Per-title encoding is the technique of customising the bitrate ladder for each video individually instead of using one fixed ladder for all content. The insight is simple: a static lecture and a snow-storm action sequence have totally different compression needs. The lecture compresses to clean quality at 2 Mbps; the action scene needs 8 Mbps to look as good. A one-size-fits-all ladder gives the lecture more bits than it needs (wasting CDN bandwidth) and gives the action too few (giving the viewer a worse picture). Per-title encoding analyses each video's complexity and picks the right rungs for that video.

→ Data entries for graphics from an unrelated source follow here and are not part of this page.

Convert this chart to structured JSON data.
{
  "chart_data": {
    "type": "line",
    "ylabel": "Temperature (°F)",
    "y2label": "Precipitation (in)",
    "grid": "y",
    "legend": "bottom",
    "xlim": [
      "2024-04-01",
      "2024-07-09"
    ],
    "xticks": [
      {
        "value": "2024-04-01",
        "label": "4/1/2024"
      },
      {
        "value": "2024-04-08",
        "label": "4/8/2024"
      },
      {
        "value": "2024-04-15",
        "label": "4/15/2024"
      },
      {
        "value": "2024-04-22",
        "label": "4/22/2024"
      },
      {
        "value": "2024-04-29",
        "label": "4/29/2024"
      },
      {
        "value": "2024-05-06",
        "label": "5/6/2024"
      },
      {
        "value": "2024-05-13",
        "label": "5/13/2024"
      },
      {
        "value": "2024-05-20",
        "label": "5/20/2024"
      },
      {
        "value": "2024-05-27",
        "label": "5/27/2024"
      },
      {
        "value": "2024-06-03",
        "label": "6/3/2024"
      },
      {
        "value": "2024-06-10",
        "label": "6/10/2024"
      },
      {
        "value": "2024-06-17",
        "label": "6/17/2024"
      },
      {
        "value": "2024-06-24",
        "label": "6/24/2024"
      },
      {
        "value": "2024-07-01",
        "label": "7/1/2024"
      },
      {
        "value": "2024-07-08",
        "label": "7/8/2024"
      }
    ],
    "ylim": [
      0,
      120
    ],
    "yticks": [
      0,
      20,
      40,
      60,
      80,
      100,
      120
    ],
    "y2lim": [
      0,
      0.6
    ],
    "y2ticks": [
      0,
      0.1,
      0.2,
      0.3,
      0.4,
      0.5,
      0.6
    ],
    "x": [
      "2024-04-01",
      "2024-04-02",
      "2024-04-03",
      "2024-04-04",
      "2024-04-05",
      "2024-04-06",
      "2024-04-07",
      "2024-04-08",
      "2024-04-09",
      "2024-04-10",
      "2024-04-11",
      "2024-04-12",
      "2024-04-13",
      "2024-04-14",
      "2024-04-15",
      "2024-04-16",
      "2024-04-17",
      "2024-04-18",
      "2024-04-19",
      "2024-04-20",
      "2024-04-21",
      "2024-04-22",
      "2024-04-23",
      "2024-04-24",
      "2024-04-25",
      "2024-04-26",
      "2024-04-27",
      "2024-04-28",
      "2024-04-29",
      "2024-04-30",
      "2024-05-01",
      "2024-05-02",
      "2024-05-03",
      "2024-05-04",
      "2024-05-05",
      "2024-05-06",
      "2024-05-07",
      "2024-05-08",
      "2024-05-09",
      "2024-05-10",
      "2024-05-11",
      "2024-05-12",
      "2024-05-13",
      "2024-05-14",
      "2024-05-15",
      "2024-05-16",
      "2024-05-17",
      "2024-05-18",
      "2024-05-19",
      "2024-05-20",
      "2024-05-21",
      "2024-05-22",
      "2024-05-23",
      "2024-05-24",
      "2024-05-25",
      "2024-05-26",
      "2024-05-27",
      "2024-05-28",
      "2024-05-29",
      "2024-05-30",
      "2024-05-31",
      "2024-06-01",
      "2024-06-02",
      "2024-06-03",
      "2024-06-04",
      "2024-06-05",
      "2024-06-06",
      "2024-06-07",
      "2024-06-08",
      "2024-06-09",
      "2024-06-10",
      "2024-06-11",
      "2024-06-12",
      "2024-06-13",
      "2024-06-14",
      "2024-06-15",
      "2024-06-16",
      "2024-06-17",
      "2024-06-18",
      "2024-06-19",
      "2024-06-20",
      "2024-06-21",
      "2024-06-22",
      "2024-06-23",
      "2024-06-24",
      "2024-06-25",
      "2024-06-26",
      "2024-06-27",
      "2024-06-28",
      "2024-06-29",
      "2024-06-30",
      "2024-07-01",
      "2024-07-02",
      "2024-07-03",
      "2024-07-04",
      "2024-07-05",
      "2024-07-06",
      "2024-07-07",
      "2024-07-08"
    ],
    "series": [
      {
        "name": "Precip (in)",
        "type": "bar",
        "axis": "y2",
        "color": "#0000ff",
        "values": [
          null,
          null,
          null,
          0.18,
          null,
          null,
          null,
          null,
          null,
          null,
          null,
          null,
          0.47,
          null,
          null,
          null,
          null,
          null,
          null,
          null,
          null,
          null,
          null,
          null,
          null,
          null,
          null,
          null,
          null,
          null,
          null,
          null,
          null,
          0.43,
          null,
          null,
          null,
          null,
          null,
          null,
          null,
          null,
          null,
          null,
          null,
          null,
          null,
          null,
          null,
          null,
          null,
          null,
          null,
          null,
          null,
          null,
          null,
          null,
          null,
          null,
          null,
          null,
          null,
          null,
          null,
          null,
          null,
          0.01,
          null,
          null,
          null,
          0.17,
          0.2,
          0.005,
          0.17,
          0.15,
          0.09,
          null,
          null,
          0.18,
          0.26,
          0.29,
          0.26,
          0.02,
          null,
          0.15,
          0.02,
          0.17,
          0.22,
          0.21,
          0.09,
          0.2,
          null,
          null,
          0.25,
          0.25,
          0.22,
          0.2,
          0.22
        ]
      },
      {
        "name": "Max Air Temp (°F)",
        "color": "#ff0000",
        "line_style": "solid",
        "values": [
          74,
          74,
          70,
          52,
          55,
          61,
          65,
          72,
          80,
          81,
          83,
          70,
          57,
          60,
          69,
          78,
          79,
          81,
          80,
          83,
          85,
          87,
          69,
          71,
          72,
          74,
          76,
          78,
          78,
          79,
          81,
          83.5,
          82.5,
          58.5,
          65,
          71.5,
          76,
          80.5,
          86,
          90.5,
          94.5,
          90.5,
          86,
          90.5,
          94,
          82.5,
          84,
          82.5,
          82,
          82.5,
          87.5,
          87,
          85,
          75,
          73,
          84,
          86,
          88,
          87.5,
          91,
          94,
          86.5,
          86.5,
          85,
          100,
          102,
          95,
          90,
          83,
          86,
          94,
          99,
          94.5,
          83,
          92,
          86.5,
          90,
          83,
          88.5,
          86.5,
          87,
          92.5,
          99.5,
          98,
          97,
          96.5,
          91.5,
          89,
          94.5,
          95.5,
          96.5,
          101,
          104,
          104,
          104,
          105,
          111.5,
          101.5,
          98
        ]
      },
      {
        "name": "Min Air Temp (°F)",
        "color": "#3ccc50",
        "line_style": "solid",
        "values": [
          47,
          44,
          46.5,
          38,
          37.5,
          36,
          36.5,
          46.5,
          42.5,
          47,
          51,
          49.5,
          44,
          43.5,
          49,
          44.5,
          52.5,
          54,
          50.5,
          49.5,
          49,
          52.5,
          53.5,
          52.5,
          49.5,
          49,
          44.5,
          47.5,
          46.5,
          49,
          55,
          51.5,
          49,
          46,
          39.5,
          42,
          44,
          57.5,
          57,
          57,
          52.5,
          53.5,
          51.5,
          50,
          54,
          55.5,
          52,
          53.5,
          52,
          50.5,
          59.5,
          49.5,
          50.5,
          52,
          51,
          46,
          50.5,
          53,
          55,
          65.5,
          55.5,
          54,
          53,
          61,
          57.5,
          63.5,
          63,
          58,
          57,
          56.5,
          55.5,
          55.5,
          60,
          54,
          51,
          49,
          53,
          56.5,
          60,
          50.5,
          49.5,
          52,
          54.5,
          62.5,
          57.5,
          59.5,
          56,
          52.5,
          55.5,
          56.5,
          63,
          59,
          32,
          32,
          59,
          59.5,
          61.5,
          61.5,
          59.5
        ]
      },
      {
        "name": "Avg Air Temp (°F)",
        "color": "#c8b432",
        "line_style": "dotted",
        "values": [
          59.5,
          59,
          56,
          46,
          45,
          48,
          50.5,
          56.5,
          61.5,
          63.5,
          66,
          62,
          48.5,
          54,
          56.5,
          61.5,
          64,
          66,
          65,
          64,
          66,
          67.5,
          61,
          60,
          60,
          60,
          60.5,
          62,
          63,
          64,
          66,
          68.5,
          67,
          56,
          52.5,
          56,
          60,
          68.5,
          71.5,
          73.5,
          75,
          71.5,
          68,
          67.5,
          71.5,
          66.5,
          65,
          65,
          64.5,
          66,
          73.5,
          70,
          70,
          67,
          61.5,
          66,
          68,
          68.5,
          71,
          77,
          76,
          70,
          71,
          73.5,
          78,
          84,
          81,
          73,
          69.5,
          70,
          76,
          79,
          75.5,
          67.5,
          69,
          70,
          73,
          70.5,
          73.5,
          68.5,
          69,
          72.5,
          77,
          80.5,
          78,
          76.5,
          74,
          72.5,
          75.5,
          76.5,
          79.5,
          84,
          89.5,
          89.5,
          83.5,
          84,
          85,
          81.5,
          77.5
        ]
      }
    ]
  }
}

The technique was pioneered by Netflix in 2015 and shocked the streaming industry: across Netflix's catalogue, per-title encoding delivered roughly 20 % bitrate savings at the same perceived quality, meaning 20 % off their CDN bills with no viewer-side downside. The savings vary by content type — simple talking-head content saves more (40–50 %), complex action saves less (5–10 %), but the average across a real catalogue lands around 20 %.
For a product team in 2026, per-title encoding is table stakes for any serious VOD service. The pipeline: encode the video at several quality levels, measure the VMAF score at each, fit a quality curve, then pick the smallest bitrate at each resolution that hits the target VMAF. Modern services from Netflix, YouTube and Disney+ extend this with per-scene-encoding (optimisation per scene, not just per title) and context-aware-encoding (different ladders for different device classes). Off-the-shelf services that handle per-title encoding for you: Mux, Bitmovin Encoding, AWS MediaConvert QVBR, NETINT VPUs with built-in CAE.